L’incident est clos. Pas tout à fait. C’est le plus petit des flics qui revient sur ses pas et le pousse violemment dans le dos. Souvent on trouve statiquement une majorité de frustrés chez les gens de petite taille. Le groupe, l’uniforme, le « bouclier de la loi » d’un personnage de Fernand Reynaud lui donne du courage. Le mec chute violemment, un attroupement à majorité féminin se crée. Le courage est souvent du coté des fendues, leur humanité les pousse à l’indignation, les encouillés ne font que suivre les phéromones. Sur les barricades depuis Delacroix et les billets de 10 balles une femme topless est plus sexy qu’un drapeau présent juste pour la déco. Alors je gueule sans lever le Q de ma chaise « Ça fait beaucoup là, non? » à voix haute mais pas trop. Un des flics plutôt du gabarit au dessus se précipite et se casse la gueule tout seul comme un grand, le reste du groupe se précipite, plaque le mec au sol et le menotte. Je n'y suis pas allé car mes frites allaient refroidir mais j’imagine la main courante: « refus d’obtempérer, rébellion et voie de fait sur un représentant des forces de l’ordre » Le panier à salade passe sirène hurlante pour franchir les qq mètres jusqu’au commissariat en toute sécurité.

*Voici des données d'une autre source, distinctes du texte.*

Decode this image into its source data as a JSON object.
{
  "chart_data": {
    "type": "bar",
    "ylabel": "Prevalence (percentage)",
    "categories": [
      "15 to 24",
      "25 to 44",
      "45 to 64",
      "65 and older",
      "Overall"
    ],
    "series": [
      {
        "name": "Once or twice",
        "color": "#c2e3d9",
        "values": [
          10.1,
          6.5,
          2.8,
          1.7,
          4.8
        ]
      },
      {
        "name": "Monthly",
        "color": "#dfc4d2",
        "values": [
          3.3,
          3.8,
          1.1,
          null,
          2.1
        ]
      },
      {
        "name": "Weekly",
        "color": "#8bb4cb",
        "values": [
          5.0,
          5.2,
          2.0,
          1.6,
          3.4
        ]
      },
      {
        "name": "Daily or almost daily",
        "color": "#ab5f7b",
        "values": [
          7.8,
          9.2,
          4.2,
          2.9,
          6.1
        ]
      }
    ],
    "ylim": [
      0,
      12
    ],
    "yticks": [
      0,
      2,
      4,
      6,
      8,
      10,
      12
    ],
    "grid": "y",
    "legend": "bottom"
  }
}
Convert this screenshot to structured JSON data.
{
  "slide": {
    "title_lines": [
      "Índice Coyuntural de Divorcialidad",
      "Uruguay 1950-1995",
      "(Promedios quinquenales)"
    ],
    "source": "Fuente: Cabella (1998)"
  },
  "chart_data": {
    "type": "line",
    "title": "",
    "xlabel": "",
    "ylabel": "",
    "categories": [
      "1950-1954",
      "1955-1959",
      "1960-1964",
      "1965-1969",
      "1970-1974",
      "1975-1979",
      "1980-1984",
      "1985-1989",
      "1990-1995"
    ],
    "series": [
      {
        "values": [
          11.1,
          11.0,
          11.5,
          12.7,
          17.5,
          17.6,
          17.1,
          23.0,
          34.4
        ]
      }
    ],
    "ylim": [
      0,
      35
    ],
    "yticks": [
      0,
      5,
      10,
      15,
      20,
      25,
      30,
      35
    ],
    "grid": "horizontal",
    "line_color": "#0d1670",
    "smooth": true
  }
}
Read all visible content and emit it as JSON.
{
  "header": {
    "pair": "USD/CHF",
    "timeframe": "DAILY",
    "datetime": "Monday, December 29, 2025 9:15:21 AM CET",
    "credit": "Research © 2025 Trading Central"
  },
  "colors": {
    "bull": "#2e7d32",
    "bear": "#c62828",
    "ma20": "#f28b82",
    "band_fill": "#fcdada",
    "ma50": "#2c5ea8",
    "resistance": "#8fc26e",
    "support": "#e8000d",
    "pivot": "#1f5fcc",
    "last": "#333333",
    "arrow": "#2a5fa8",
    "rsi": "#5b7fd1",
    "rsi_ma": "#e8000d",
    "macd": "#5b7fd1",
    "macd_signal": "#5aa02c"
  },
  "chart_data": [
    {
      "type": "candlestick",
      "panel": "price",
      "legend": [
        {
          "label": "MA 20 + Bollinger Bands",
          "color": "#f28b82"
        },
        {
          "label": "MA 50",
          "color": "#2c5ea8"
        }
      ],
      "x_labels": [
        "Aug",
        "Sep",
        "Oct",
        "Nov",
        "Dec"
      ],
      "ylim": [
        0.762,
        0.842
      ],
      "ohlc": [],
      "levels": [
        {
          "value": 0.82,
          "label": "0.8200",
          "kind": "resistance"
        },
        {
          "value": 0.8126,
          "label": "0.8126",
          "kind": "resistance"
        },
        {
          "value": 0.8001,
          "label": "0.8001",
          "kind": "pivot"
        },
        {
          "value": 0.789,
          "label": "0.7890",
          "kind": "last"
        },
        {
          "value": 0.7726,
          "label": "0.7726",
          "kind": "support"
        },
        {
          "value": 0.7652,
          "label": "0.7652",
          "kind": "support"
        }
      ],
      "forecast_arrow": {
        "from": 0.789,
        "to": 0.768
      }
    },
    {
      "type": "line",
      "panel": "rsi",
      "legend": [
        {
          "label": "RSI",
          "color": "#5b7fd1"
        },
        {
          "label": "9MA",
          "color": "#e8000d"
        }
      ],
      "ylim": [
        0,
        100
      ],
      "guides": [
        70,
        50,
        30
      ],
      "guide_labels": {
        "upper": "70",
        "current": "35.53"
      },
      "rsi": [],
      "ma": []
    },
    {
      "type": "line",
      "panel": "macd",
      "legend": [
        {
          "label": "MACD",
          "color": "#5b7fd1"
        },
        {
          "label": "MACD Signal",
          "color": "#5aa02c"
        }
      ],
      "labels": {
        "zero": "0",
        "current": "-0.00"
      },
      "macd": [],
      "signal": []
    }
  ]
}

Fin de l’histoire, dormez tranquille brave gens!
Comment faire monter la mayonnaise d’un non-évènement fabriqué par des bons à rien! J’ai des envies de guillotine que je réprime aisément avec une honte très ordinaire. Pas de garde à vue pour moi puisque personne n’a entendu mon intervention vocale.
Je me remet focus sur des trucs importants. Zarco a encore gagné les 8 heures de Suzuka pour Honda. Je regagne la voiture, enclenche le contact, l’ordinateur de bord me signale « délai d’entretien dépassé »
Qu’est-ce que tu crois? Moi aussi chuis un rebelle!